When a project is small, it can be subject to scope creep as the organisation adds extra jobs into the project. While these would be ruled out of scope on a larger project, on a smaller one they may escape formal notice. Organisations sometimes find that a small project that was regarded as not worth worrying about has quite rapidly spiralled out of control. Without any changes to the business case, it may have become a much bigger project with a much greater scope.

An agreed project methodology, even though it is scaled down, will prevent this from happening because changes will have to be documented in a change log. At that point, they will also be costed and as the costs rise, so will the attention being paid to the not-now-so-small project.

4. Small teams can be subject to pressure

A small project team can be a stressful place to work and staff may even have welfare issues as a result. This kind of pressure can lead to dissatisfaction and the departure of key team members. This risk should be recognised formally and added to the risk log for the project. Mitigating measures might include stress audits or informal one to ones.

Because there is far less slack in a small team, it’s important not to plan the project too tightly. Make sure the project plan allows for holidays and down time, otherwise the team will be permanently trying to catch up.

Smaller teams are more vulnerable to staff absence so it’s useful if some members can cover more than one skill area and wear multiple hats when required. Whilst it’s unlikely they’ll be experts in many areas, having a broad overview of how processes and systems work across the business areas the project is covering, is gold dust.
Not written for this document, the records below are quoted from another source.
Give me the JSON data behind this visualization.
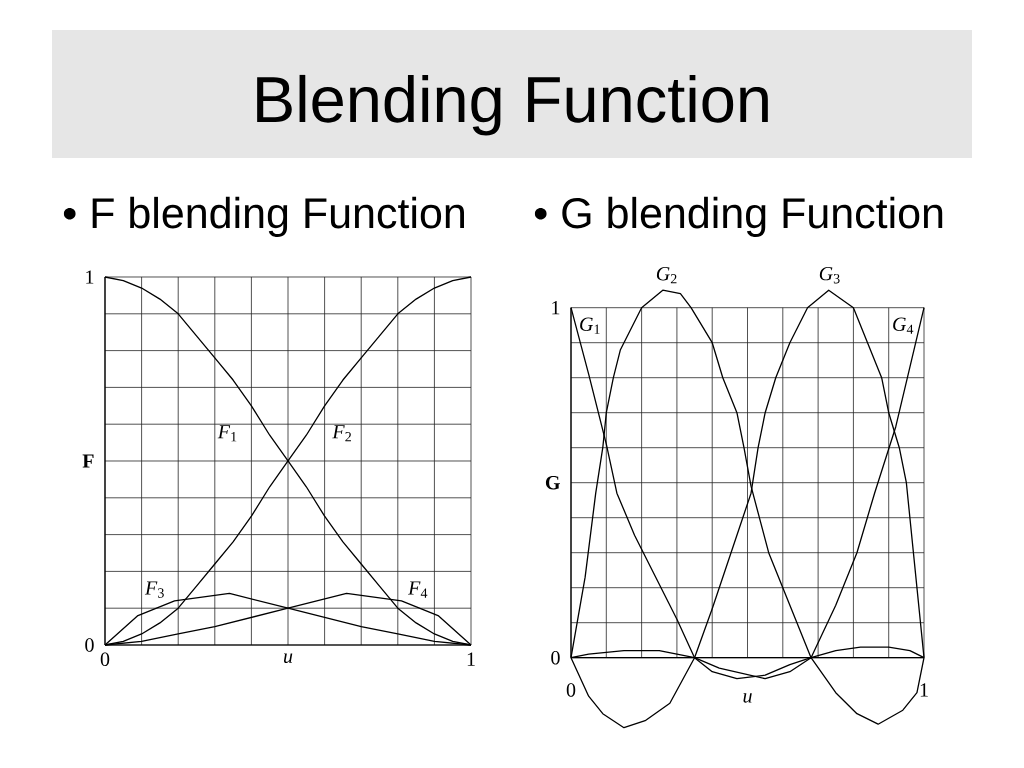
{
  "chart_data": [
    {
      "type": "line",
      "title": "Blending Function",
      "subtitle": "• F blending Function",
      "xlabel": "u",
      "ylabel": "F",
      "xlim": [
        0,
        1
      ],
      "ylim": [
        0,
        1
      ],
      "xticks": [
        0,
        {
          "value": 0.1,
          "label": null
        },
        {
          "value": 0.2,
          "label": null
        },
        {
          "value": 0.3,
          "label": null
        },
        {
          "value": 0.4,
          "label": null
        },
        {
          "value": 0.5,
          "label": null
        },
        {
          "value": 0.6,
          "label": null
        },
        {
          "value": 0.7,
          "label": null
        },
        {
          "value": 0.8,
          "label": null
        },
        {
          "value": 0.9,
          "label": null
        },
        1
      ],
      "yticks": [
        0,
        {
          "value": 0.1,
          "label": null
        },
        {
          "value": 0.2,
          "label": null
        },
        {
          "value": 0.3,
          "label": null
        },
        {
          "value": 0.4,
          "label": null
        },
        {
          "value": 0.5,
          "label": null
        },
        {
          "value": 0.6,
          "label": null
        },
        {
          "value": 0.7,
          "label": null
        },
        {
          "value": 0.8,
          "label": null
        },
        {
          "value": 0.9,
          "label": null
        },
        1
      ],
      "grid": true,
      "series": [
        {
          "name": "*F*$_{1}$",
          "color": "#000000",
          "x": [
            0,
            0.05,
            0.1,
            0.15,
            0.2,
            0.25,
            0.3,
            0.35,
            0.4,
            0.45,
            0.5,
            0.55,
            0.6,
            0.65,
            0.7,
            0.75,
            0.8,
            0.85,
            0.9,
            0.95,
            1
          ],
          "values": [
            1,
            0.99,
            0.97,
            0.94,
            0.9,
            0.84,
            0.78,
            0.72,
            0.65,
            0.57,
            0.5,
            0.43,
            0.35,
            0.28,
            0.22,
            0.16,
            0.1,
            0.06,
            0.03,
            0.01,
            0
          ]
        },
        {
          "name": "*F*$_{2}$",
          "color": "#000000",
          "x": [
            0,
            0.05,
            0.1,
            0.15,
            0.2,
            0.25,
            0.3,
            0.35,
            0.4,
            0.45,
            0.5,
            0.55,
            0.6,
            0.65,
            0.7,
            0.75,
            0.8,
            0.85,
            0.9,
            0.95,
            1
          ],
          "values": [
            0,
            0.01,
            0.03,
            0.06,
            0.1,
            0.16,
            0.22,
            0.28,
            0.35,
            0.43,
            0.5,
            0.57,
            0.65,
            0.72,
            0.78,
            0.84,
            0.9,
            0.94,
            0.97,
            0.99,
            1
          ]
        },
        {
          "name": "*F*$_{3}$",
          "color": "#000000",
          "x": [
            0,
            0.09,
            0.19,
            0.34,
            0.5,
            0.7,
            0.8,
            0.9,
            1
          ],
          "values": [
            0,
            0.08,
            0.12,
            0.14,
            0.1,
            0.05,
            0.03,
            0.01,
            0
          ]
        },
        {
          "name": "*F*$_{4}$",
          "color": "#000000",
          "x": [
            0,
            0.1,
            0.2,
            0.3,
            0.5,
            0.66,
            0.81,
            0.91,
            1
          ],
          "values": [
            0,
            0.01,
            0.03,
            0.05,
            0.1,
            0.14,
            0.12,
            0.08,
            0
          ]
        }
      ]
    },
    {
      "type": "line",
      "subtitle": "• G blending Function",
      "xlabel": "u",
      "ylabel": "G",
      "xlim": [
        0,
        1
      ],
      "ylim": [
        -0.2,
        1.06
      ],
      "xticks": [
        0,
        {
          "value": 0.1,
          "label": null
        },
        {
          "value": 0.2,
          "label": null
        },
        {
          "value": 0.3,
          "label": null
        },
        {
          "value": 0.4,
          "label": null
        },
        {
          "value": 0.5,
          "label": null
        },
        {
          "value": 0.6,
          "label": null
        },
        {
          "value": 0.7,
          "label": null
        },
        {
          "value": 0.8,
          "label": null
        },
        {
          "value": 0.9,
          "label": null
        },
        1
      ],
      "yticks": [
        0,
        {
          "value": 0.1,
          "label": null
        },
        {
          "value": 0.2,
          "label": null
        },
        {
          "value": 0.3,
          "label": null
        },
        {
          "value": 0.4,
          "label": null
        },
        {
          "value": 0.5,
          "label": null
        },
        {
          "value": 0.6,
          "label": null
        },
        {
          "value": 0.7,
          "label": null
        },
        {
          "value": 0.8,
          "label": null
        },
        {
          "value": 0.9,
          "label": null
        },
        1
      ],
      "grid": true,
      "series": [
        {
          "name": "*G*$_{1}$",
          "color": "#000000",
          "x": [
            0,
            0.05,
            0.1,
            0.13,
            0.18,
            0.24,
            0.3,
            0.35,
            0.4,
            0.47,
            0.55,
            0.62,
            0.68,
            0.75,
            0.82,
            0.9,
            0.96,
            1
          ],
          "values": [
            1,
            0.81,
            0.61,
            0.47,
            0.35,
            0.23,
            0.11,
            0,
            -0.04,
            -0.06,
            -0.05,
            -0.02,
            0,
            0.02,
            0.03,
            0.03,
            0.02,
            0
          ]
        },
        {
          "name": "*G*$_{2}$",
          "color": "#000000",
          "x": [
            0,
            0.04,
            0.07,
            0.09,
            0.1,
            0.12,
            0.14,
            0.2,
            0.26,
            0.31,
            0.34,
            0.4,
            0.43,
            0.47,
            0.49,
            0.51,
            0.56,
            0.62,
            0.68,
            0.75,
            0.81,
            0.87,
            0.94,
            0.98,
            1
          ],
          "values": [
            0,
            0.23,
            0.47,
            0.6,
            0.7,
            0.8,
            0.88,
            1,
            1.05,
            1.04,
            1,
            0.9,
            0.8,
            0.7,
            0.6,
            0.49,
            0.3,
            0.15,
            0,
            -0.1,
            -0.16,
            -0.19,
            -0.15,
            -0.1,
            0
          ]
        },
        {
          "name": "*G*$_{3}$",
          "color": "#000000",
          "x": [
            0,
            0.05,
            0.09,
            0.15,
            0.21,
            0.28,
            0.35,
            0.4,
            0.45,
            0.51,
            0.53,
            0.55,
            0.58,
            0.62,
            0.67,
            0.73,
            0.8,
            0.84,
            0.88,
            0.9,
            0.93,
            0.95,
            1
          ],
          "values": [
            0,
            -0.11,
            -0.16,
            -0.2,
            -0.18,
            -0.13,
            0,
            0.14,
            0.29,
            0.47,
            0.6,
            0.7,
            0.8,
            0.9,
            1,
            1.05,
            1,
            0.9,
            0.8,
            0.7,
            0.6,
            0.5,
            0
          ]
        },
        {
          "name": "*G*$_{4}$",
          "color": "#000000",
          "x": [
            0,
            0.05,
            0.15,
            0.25,
            0.35,
            0.42,
            0.55,
            0.62,
            0.68,
            0.75,
            0.81,
            0.86,
            0.92,
            1
          ],
          "values": [
            0,
            0.01,
            0.02,
            0.02,
            0,
            -0.03,
            -0.06,
            -0.04,
            0,
            0.15,
            0.3,
            0.47,
            0.66,
            1
          ]
        }
      ]
    }
  ]
}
Finally, good leadership remains more essential than ever even with fewer team members, as keeping up morale during challenging periods and inspiring loyalty will both be inevitable challenges for the PM.

5. Specialists are hard to access

It can be hard for smaller project teams to get access to specialist resources. There won’t be enough work to justify hiring a contractor or a seconded resource from the main organisation. And the project will find itself at the back of the queue for scarce IT and other resources because bigger, higher profile projects are being sourced first.

The remedy for this lies in project initiation where resources, or the budget to acquire them, need to be identified and approved.

6. Communications and engagement are neglected

These softer areas are as vital as any other deliverable because they ensure acceptance by the business of the project outputs. So scale them down rather than leaving them out and use communication methods that require the least resources while reaching the largest number of people. When there is less vested interest from corporate sponsors and the project board, then it’s important that communication is maintained at all times.